Source: Business Standard

Synopsis: Without higher exports, India would not be able to attain higher sustainable growth in the coming years.

Deleveraging process in India
  • Indian companies are reducing debt on their books and increasing their cash balance. Firms are selling assets and avoiding investment at this stage, to be in a more stable position.
  • The deleveraging process, however, is not limited to large companies.
  • The Reserve Bank of India’s latest Financial Stability Report, for instance, showed that the debt-to-equity ratio for 1,360 listed private non-financial companies was reduced.
What does this imply?
  • A reduction in overall corporate debt and an increase in the cash balance, suggest that firms are not willing to invest and are perhaps preparing for a prolonged period of uncertainty.
  • Thus, private investment is likely to remain subdued in the foreseeable future, which will affect India’s growth prospects.
  • This also suggests that firms would be distributing more dividends and banks will be lending more to the government.

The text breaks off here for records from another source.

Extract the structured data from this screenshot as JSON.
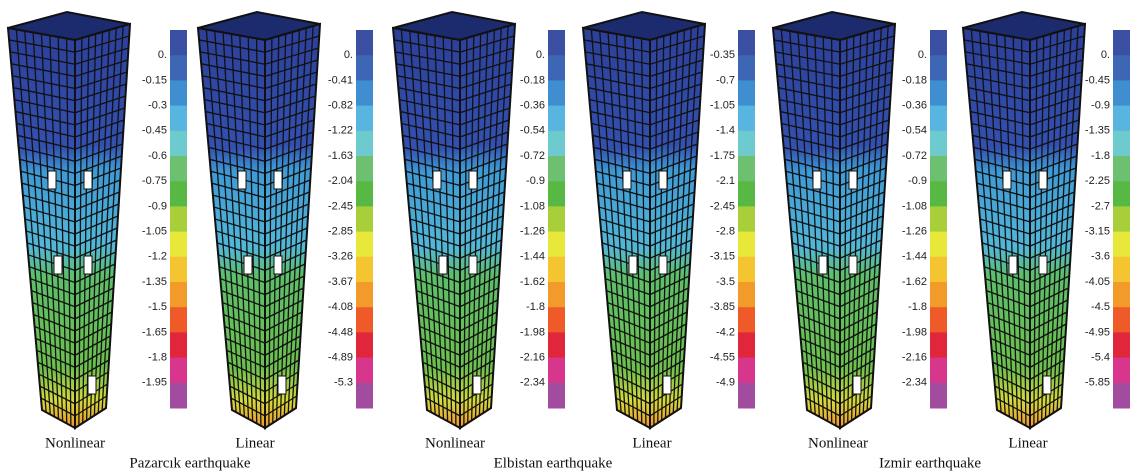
{
  "groups": [
    {
      "name": "Pazarcık earthquake",
      "models": [
        {
          "label": "Nonlinear",
          "scale": [
            "0.",
            "-0.15",
            "-0.3",
            "-0.45",
            "-0.6",
            "-0.75",
            "-0.9",
            "-1.05",
            "-1.2",
            "-1.35",
            "-1.5",
            "-1.65",
            "-1.8",
            "-1.95"
          ]
        },
        {
          "label": "Linear",
          "scale": [
            "0.",
            "-0.41",
            "-0.82",
            "-1.22",
            "-1.63",
            "-2.04",
            "-2.45",
            "-2.85",
            "-3.26",
            "-3.67",
            "-4.08",
            "-4.48",
            "-4.89",
            "-5.3"
          ]
        }
      ]
    },
    {
      "name": "Elbistan earthquake",
      "models": [
        {
          "label": "Nonlinear",
          "scale": [
            "0.",
            "-0.18",
            "-0.36",
            "-0.54",
            "-0.72",
            "-0.9",
            "-1.08",
            "-1.26",
            "-1.44",
            "-1.62",
            "-1.8",
            "-1.98",
            "-2.16",
            "-2.34"
          ]
        },
        {
          "label": "Linear",
          "scale": [
            "-0.35",
            "-0.7",
            "-1.05",
            "-1.4",
            "-1.75",
            "-2.1",
            "-2.45",
            "-2.8",
            "-3.15",
            "-3.5",
            "-3.85",
            "-4.2",
            "-4.55",
            "-4.9"
          ]
        }
      ]
    },
    {
      "name": "Izmir earthquake",
      "models": [
        {
          "label": "Nonlinear",
          "scale": [
            "0.",
            "-0.18",
            "-0.36",
            "-0.54",
            "-0.72",
            "-0.9",
            "-1.08",
            "-1.26",
            "-1.44",
            "-1.62",
            "-1.8",
            "-1.98",
            "-2.16",
            "-2.34"
          ]
        },
        {
          "label": "Linear",
          "scale": [
            "0.",
            "-0.45",
            "-0.9",
            "-1.35",
            "-1.8",
            "-2.25",
            "-2.7",
            "-3.15",
            "-3.6",
            "-4.05",
            "-4.5",
            "-4.95",
            "-5.4",
            "-5.85"
          ]
        }
      ]
    }
  ]
}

Government resources are constrained
  • Private consumption will remain weak, as most households suffered income loss because of the pandemic. Normally, under such circumstances, higher government expenditure is used to revive demand.
  • As economists Sajjid Chinoy and Toshi Jain of JP Morgan showed in a recent paper, strong government expenditure was a key driver of economic growth in the years before Covid.

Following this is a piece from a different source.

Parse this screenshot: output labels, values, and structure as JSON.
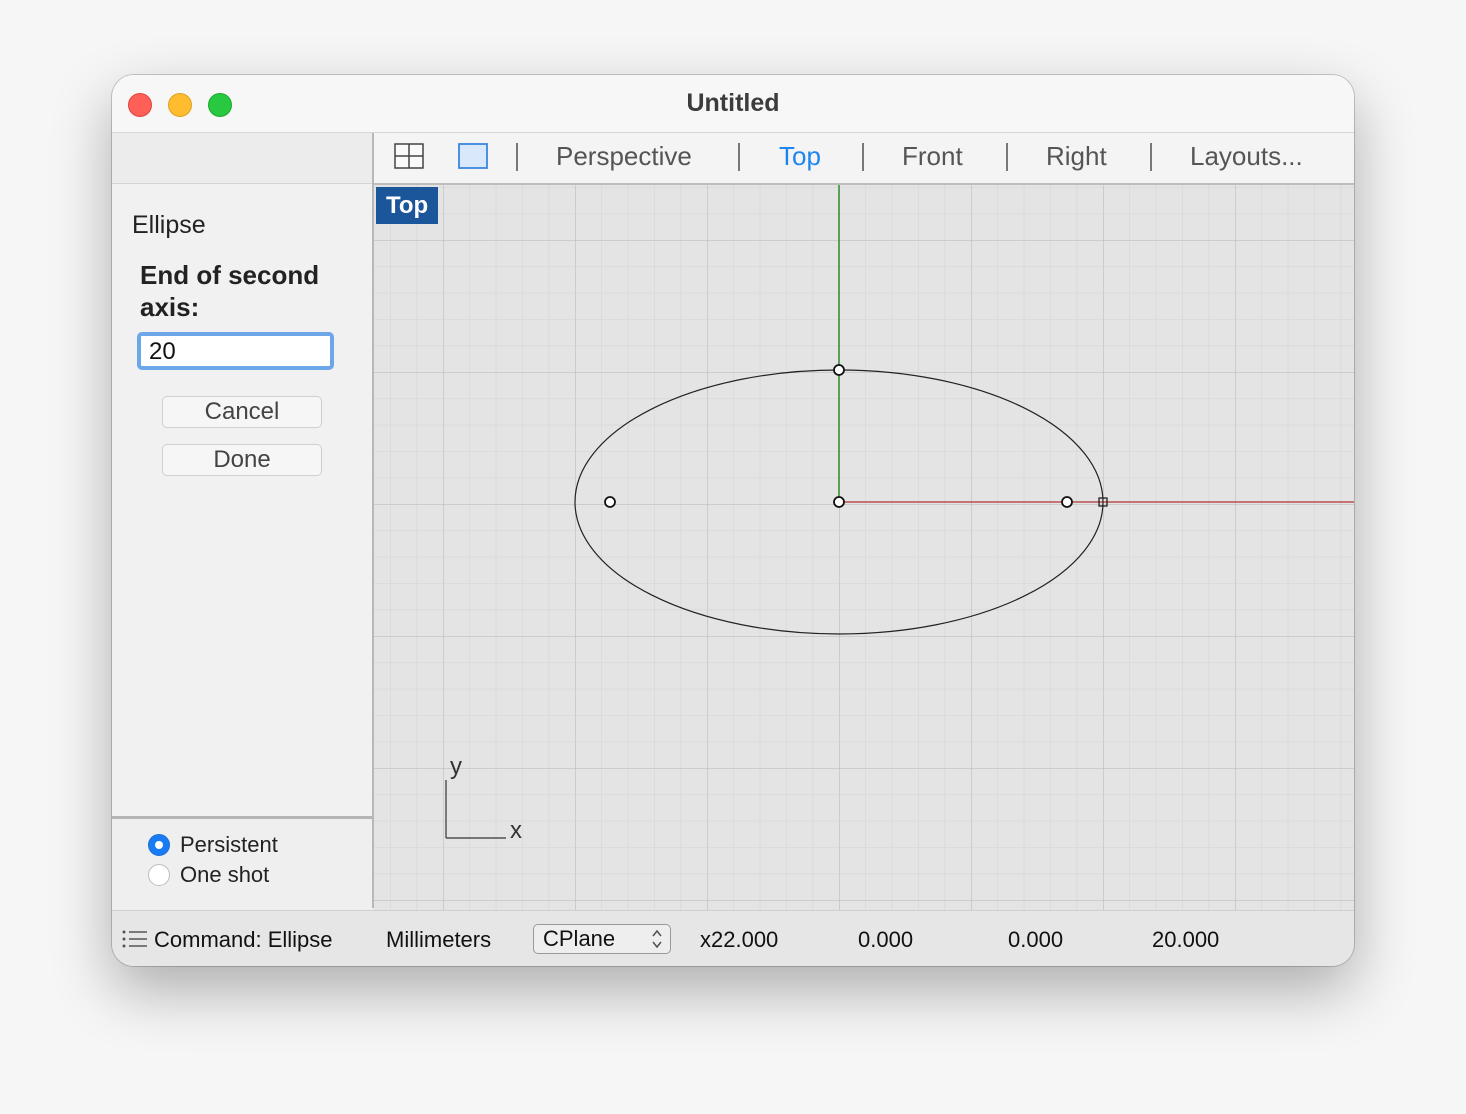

  • Government consumption went up by an annual rate of 9 percent between 2014 and 2019 and increased to 11 percent since 2017.

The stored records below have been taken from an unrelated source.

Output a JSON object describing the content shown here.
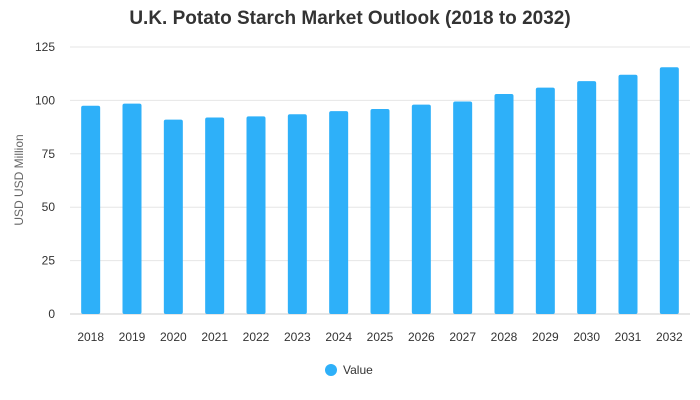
{
  "chart_data": {
    "type": "bar",
    "title": "U.K. Potato Starch Market Outlook (2018 to 2032)",
    "xlabel": "",
    "ylabel": "USD USD Million",
    "categories": [
      "2018",
      "2019",
      "2020",
      "2021",
      "2022",
      "2023",
      "2024",
      "2025",
      "2026",
      "2027",
      "2028",
      "2029",
      "2030",
      "2031",
      "2032"
    ],
    "series": [
      {
        "name": "Value",
        "color": "#2EB0F9",
        "values": [
          97.5,
          98.5,
          91,
          92,
          92.5,
          93.5,
          95,
          96,
          98,
          99.5,
          103,
          106,
          109,
          112,
          115.5
        ]
      }
    ],
    "ylim": [
      0,
      125
    ],
    "yticks": [
      0,
      25,
      50,
      75,
      100,
      125
    ],
    "grid": true,
    "legend": "bottom-center"
  }
}
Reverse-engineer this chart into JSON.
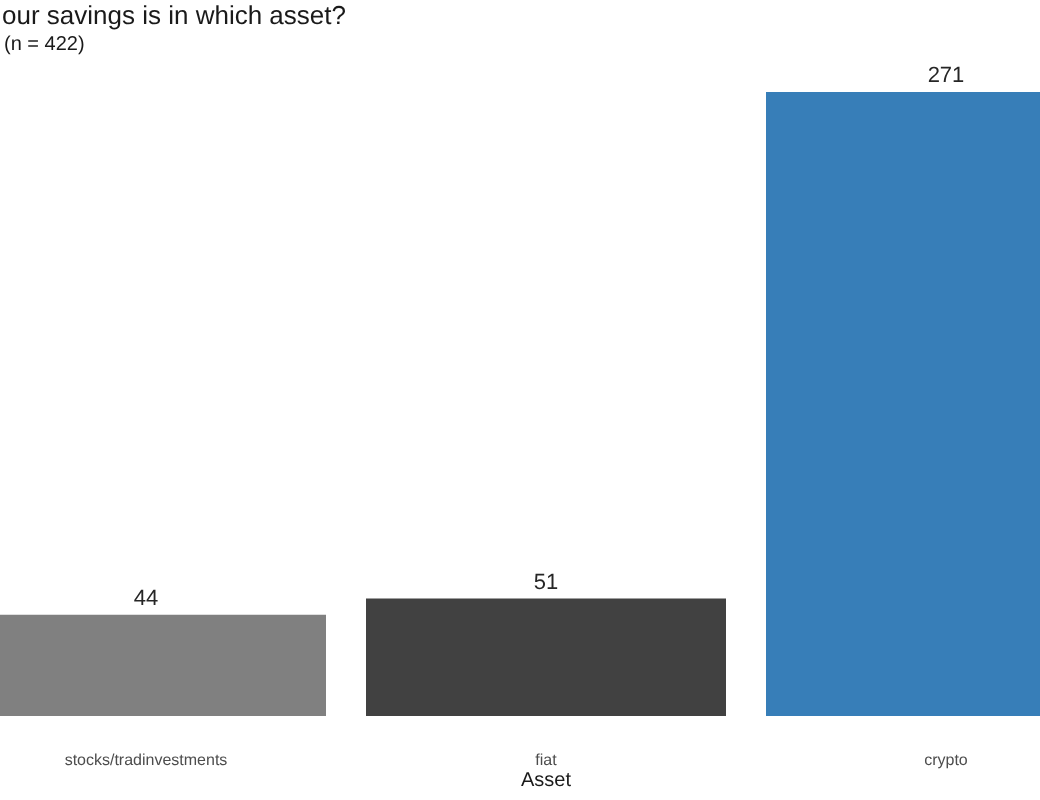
{
  "chart_data": {
    "type": "bar",
    "title": "our savings is in which asset?",
    "subtitle": "(n = 422)",
    "xlabel": "Asset",
    "categories": [
      "stocks/tradinvestments",
      "fiat",
      "crypto"
    ],
    "values": [
      44,
      51,
      271
    ],
    "colors": [
      "#808080",
      "#414141",
      "#377eb8"
    ],
    "data_labels": true
  }
}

  • This resulted in a significant expansion in borrowing, and the pandemic further pushed up the fiscal deficit.
  • Since the public debt has increased to about 90 percent of gross domestic product, the government’s ability to support growth with higher expenditure would remain limited.
  • It could push capital expenditure by raising resources through aggressive disinvestment.
Exports are Key to Sustain Growth
  • Since private consumption and investment, and government expenditure are likely to remain constrained, only higher exports could drive growth.
  • They would also boost consumption and investment, like they did in the first decade of the century.
  • Global trade is recovering well and has helped Indian exports in recent months.
  • But sustainability could become an issue as higher exports are largely being driven by higher global commodities prices.
  • The government must focus on increasing exports sustainably, which would require a serious re-evaluation of trade policy.